Perhaps it is the portrayal of women that reflects, most tellingly, the progression in the scale and nature of power and violence across the trilogy. In Satya, we see two kinds of women: Bheeku's sharp-tongued wife, who fights with her man and slaps him on the face; and the musical Vidya who becomes a conscience of sorts. In a dramatic reversal in Company, Urmila Matondkar - who played Vidya in the earlier film - appears in an item song even as the credits of the film roll on the screen. On seeing her son's flat, Chandu's mother exclaims at how he has grown up; and Saroja, with her beautiful, haunted face, unknowingly sets off the quarrel between the Bhais. As for Kanu, she is coopted so completely that she not only insists on becoming a Bhai's wife, but can even hold a gun in her hand and shoot if she must.

But if the women in the earlier two films have some identity as independent agents, the women in Sarkar - mother, wife, starlet moll - have practically none.
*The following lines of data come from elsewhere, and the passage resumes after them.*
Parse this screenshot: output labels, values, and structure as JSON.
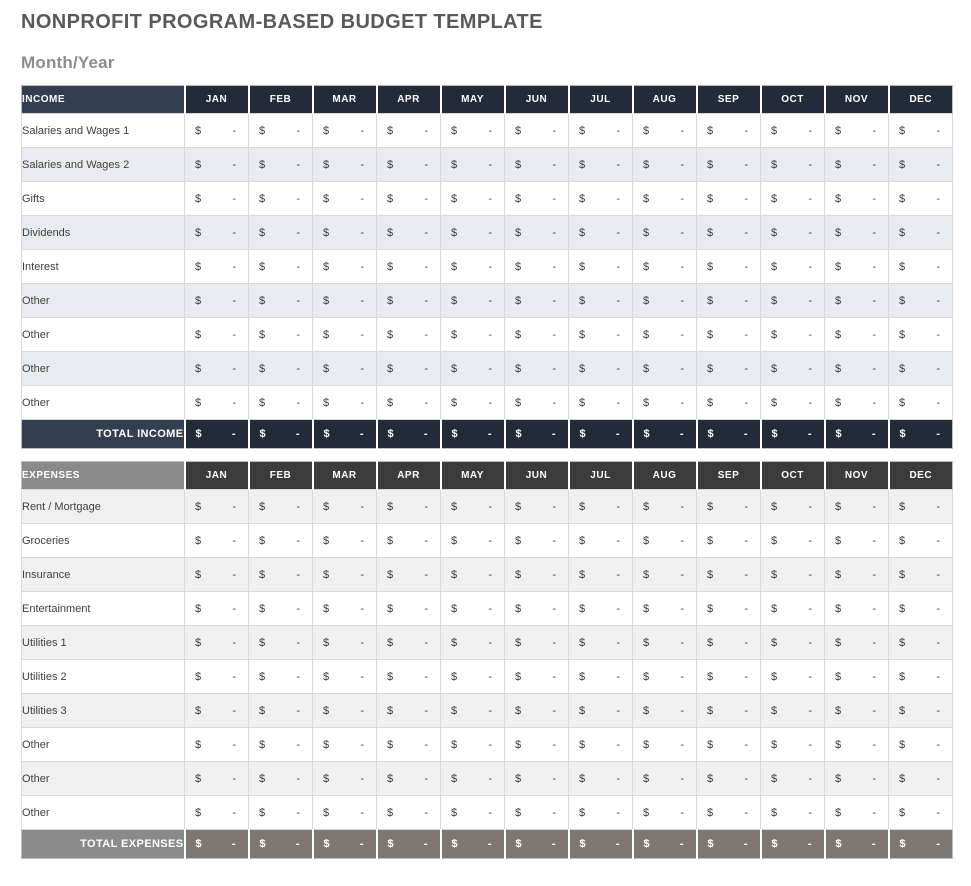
{
  "page": {
    "title": "NONPROFIT PROGRAM-BASED BUDGET TEMPLATE",
    "subtitle": "Month/Year"
  },
  "months": [
    "JAN",
    "FEB",
    "MAR",
    "APR",
    "MAY",
    "JUN",
    "JUL",
    "AUG",
    "SEP",
    "OCT",
    "NOV",
    "DEC"
  ],
  "cell": {
    "currency": "$",
    "empty": "-"
  },
  "income": {
    "header_label": "INCOME",
    "rows": [
      "Salaries and Wages 1",
      "Salaries and Wages 2",
      "Gifts",
      "Dividends",
      "Interest",
      "Other",
      "Other",
      "Other",
      "Other"
    ],
    "total_label": "TOTAL INCOME"
  },
  "expenses": {
    "header_label": "EXPENSES",
    "rows": [
      "Rent / Mortgage",
      "Groceries",
      "Insurance",
      "Entertainment",
      "Utilities 1",
      "Utilities 2",
      "Utilities 3",
      "Other",
      "Other",
      "Other"
    ],
    "total_label": "TOTAL EXPENSES"
  },
  "colors": {
    "title_text": "#595959",
    "subtitle_text": "#8C8C8C",
    "income_label_header_bg": "#333F50",
    "income_month_header_bg": "#232B38",
    "income_alt_row_bg": "#E9EBF1",
    "income_total_label_bg": "#333F50",
    "income_total_value_bg": "#232B38",
    "expenses_label_header_bg": "#8A8A8A",
    "expenses_month_header_bg": "#3B3B3B",
    "expenses_alt_row_bg": "#F0F0F0",
    "expenses_total_label_bg": "#8A8A8A",
    "expenses_total_value_bg": "#7C7772"
  }
}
With a piece of jewellery and just one word - "Rakh" - repeated three times, the Sarkar's elder son buys himself a starlet. Almost all the women are `kept' in one sense or the other; the only one who shows some independence, Shankar's America-returned girlfriend, turns her back on this world. With anguished glances but without so much as a whisper, the women are silent witnesses to the war being waged by the men.

It is a war being waged inside the home, but for jurisdiction over an empire: that is, over the city outside. Sarkar is Ram Gopal Varma's powerful, disturbing tribute to The Godfather, but it is about a man who is not content to be a godfather. It is about a man who wants to be God.